3 Plotting directly from Pandas

Pandas allow us to speak directly to Matplotlib from the dataframe. So, the last thing I want to show you is how to do this as it will save you a lot of time. Especially when you are in the exploratory phase of using data.

For the following, I will use the df_combined dataframe. I will also keep my infatuation with xkcd in check and use another style from Seaborn2.

plt.style.use("seaborn-v0_8-darkgrid")

3.1 Barcharts

  1. grp = df_combined.groupby(['Gender'])["Total"]
    grp.mean().plot(kind='barh');
    plt.tight_layout()
    plt.show()

  2. grp = df_combined.groupby(['Major'])[["Test 1", "Test 2", "Test 3"]]
    grp.mean().plot(kind='barh')
    plt.tight_layout()
    plt.show()

3.2 Histograms

  1. If we like, we can create the axes that Pandas will use.

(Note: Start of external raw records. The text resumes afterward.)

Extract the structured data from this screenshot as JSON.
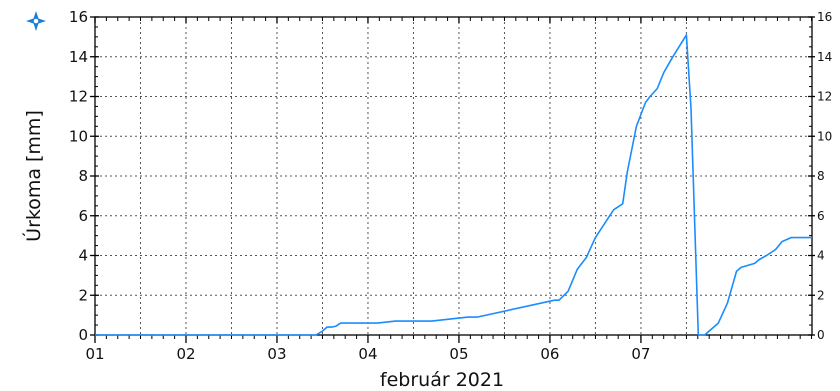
{
  "chart_data": {
    "type": "line",
    "title": "",
    "xlabel": "február 2021",
    "ylabel": "Úrkoma [mm]",
    "xlim": [
      0.0,
      7.88
    ],
    "ylim": [
      0,
      16
    ],
    "xticks": [
      {
        "value": 0.0,
        "label": "01"
      },
      {
        "value": 1.0,
        "label": "02"
      },
      {
        "value": 2.0,
        "label": "03"
      },
      {
        "value": 3.0,
        "label": "04"
      },
      {
        "value": 4.0,
        "label": "05"
      },
      {
        "value": 5.0,
        "label": "06"
      },
      {
        "value": 6.0,
        "label": "07"
      }
    ],
    "yticks": [
      0,
      2,
      4,
      6,
      8,
      10,
      12,
      14,
      16
    ],
    "grid": true,
    "legend": "none",
    "series": [
      {
        "color": "#1a8cff",
        "x": [
          0.0,
          2.43,
          2.5,
          2.55,
          2.6,
          2.65,
          2.7,
          3.0,
          3.1,
          3.3,
          3.6,
          3.7,
          3.8,
          4.1,
          4.2,
          4.25,
          5.05,
          5.1,
          5.2,
          5.3,
          5.4,
          5.5,
          5.6,
          5.7,
          5.8,
          5.85,
          5.95,
          6.05,
          6.1,
          6.18,
          6.25,
          6.35,
          6.5,
          6.55,
          6.63,
          6.7,
          6.85,
          6.95,
          7.05,
          7.1,
          7.25,
          7.3,
          7.38,
          7.48,
          7.55,
          7.65,
          7.75,
          7.88
        ],
        "y": [
          0.0,
          0.0,
          0.2,
          0.4,
          0.4,
          0.45,
          0.6,
          0.6,
          0.6,
          0.7,
          0.7,
          0.7,
          0.75,
          0.9,
          0.9,
          0.95,
          1.75,
          1.75,
          2.2,
          3.3,
          3.9,
          4.9,
          5.6,
          6.3,
          6.6,
          8.2,
          10.5,
          11.7,
          12.0,
          12.4,
          13.2,
          14.0,
          15.1,
          11.4,
          0.0,
          0.0,
          0.6,
          1.6,
          3.2,
          3.4,
          3.6,
          3.8,
          4.0,
          4.3,
          4.7,
          4.9,
          4.9,
          4.9
        ]
      }
    ]
  }
}
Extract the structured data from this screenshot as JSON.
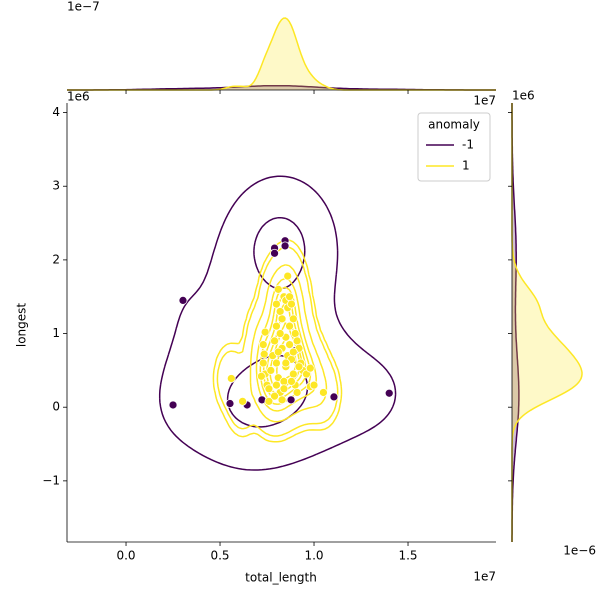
{
  "chart_data": {
    "type": "jointplot",
    "x_label": "total_length",
    "y_label": "longest",
    "legend_title": "anomaly",
    "legend_position": "upper right",
    "offset_texts": {
      "main_x": "1e7",
      "main_y": "1e6",
      "top_x": "1e7",
      "top_y": "1e−7",
      "right_x": "1e−6",
      "right_y": "1e6"
    },
    "xlim": [
      -3140000,
      19680000
    ],
    "ylim": [
      -1830000,
      4130000
    ],
    "xticks": [
      {
        "value": 0,
        "label": "0.0"
      },
      {
        "value": 5000000,
        "label": "0.5"
      },
      {
        "value": 10000000,
        "label": "1.0"
      },
      {
        "value": 15000000,
        "label": "1.5"
      }
    ],
    "yticks": [
      {
        "value": -1000000,
        "label": "−1"
      },
      {
        "value": 0,
        "label": "0"
      },
      {
        "value": 1000000,
        "label": "1"
      },
      {
        "value": 2000000,
        "label": "2"
      },
      {
        "value": 3000000,
        "label": "3"
      },
      {
        "value": 4000000,
        "label": "4"
      }
    ],
    "series": [
      {
        "name": "-1",
        "color": "#440154",
        "x": [
          2500000,
          3030000,
          5530000,
          6440000,
          7230000,
          7900000,
          7900000,
          8460000,
          8460000,
          8780000,
          11060000,
          14000000,
          9000000
        ],
        "y": [
          30000,
          1450000,
          50000,
          30000,
          100000,
          2160000,
          2090000,
          2260000,
          2190000,
          100000,
          140000,
          190000,
          770000
        ]
      },
      {
        "name": "1",
        "color": "#fde725",
        "x": [
          7400000,
          7300000,
          7350000,
          7300000,
          7400000,
          7200000,
          7500000,
          7600000,
          7700000,
          7800000,
          7900000,
          8000000,
          8000000,
          8100000,
          8200000,
          8300000,
          8400000,
          8500000,
          8600000,
          8700000,
          8800000,
          8900000,
          9000000,
          9100000,
          9200000,
          9300000,
          9400000,
          9600000,
          9800000,
          8000000,
          8100000,
          8200000,
          8300000,
          8400000,
          8500000,
          8600000,
          8700000,
          8800000,
          8900000,
          9000000,
          9100000,
          8500000,
          8300000,
          8200000,
          8700000,
          8400000,
          8900000,
          9200000,
          8000000,
          7900000,
          7600000,
          8600000,
          5600000,
          6200000,
          10000000,
          10500000,
          9800000,
          8500000,
          8100000,
          8800000
        ],
        "y": [
          1020000,
          850000,
          720000,
          600000,
          450000,
          420000,
          300000,
          250000,
          500000,
          700000,
          900000,
          1100000,
          1400000,
          1600000,
          1300000,
          1200000,
          1500000,
          1450000,
          1350000,
          1500000,
          1400000,
          1200000,
          1000000,
          900000,
          800000,
          600000,
          500000,
          450000,
          280000,
          600000,
          400000,
          200000,
          100000,
          350000,
          550000,
          700000,
          850000,
          650000,
          450000,
          300000,
          200000,
          950000,
          800000,
          1000000,
          1100000,
          250000,
          750000,
          550000,
          300000,
          150000,
          80000,
          1780000,
          390000,
          80000,
          300000,
          200000,
          530000,
          600000,
          750000,
          350000
        ]
      }
    ]
  }
}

Then, you can pass the axis using the ax option. Let me show you.

    fix, ax = plt.subplots(nrows=2, ncols=2, sharey=True, figsize=(10,8))
    df_combined['Total'].plot.hist(ax=ax[0, 0])
    df_combined['Test 1'].plot.hist(ax=ax[0, 1])
    df_combined['Test 2'].plot.hist(ax=ax[1, 0])
    df_combined['Test 3'].plot.hist(ax=ax[1, 1])
    plt.tight_layout()
    plt.show()

3.3 Pie

  1. df_combined.groupby('Major').size().plot.pie(autopct="%d")

    autopct specifies the format in which the percentages are displayed.

3.4 Boxplots

Boxplots are amazing at conveying a lot of statistical information efficiently. You will not go wrong if you get into the habit of using them often.

  1. This plots all the numerical columns as boxplots.

    df_combined.boxplot()
    plt.show()

  2. df_combined.boxplot(by='Major', column=['Total'], vert=False);
    plt.tight_layout()
    plt.show()

  3. df_combined.boxplot(by='Major',
                        column=['Test 1', 'Test 2', 'Test 3', 'Total'],
                        vert=False, figsize=(8, 6));
    plt.show()

There is more that you can do; you can find more details about plotting with Pandas at visualisation page of the Pandas documentation.

Back to top

Footnotes

  1. I dare you that the same using two spreadsheets is going to be inefficient, error-prone, and a headache.↩︎

  2. Actually, Seaborn is a wonderful package that add on to Matplotlib.↩︎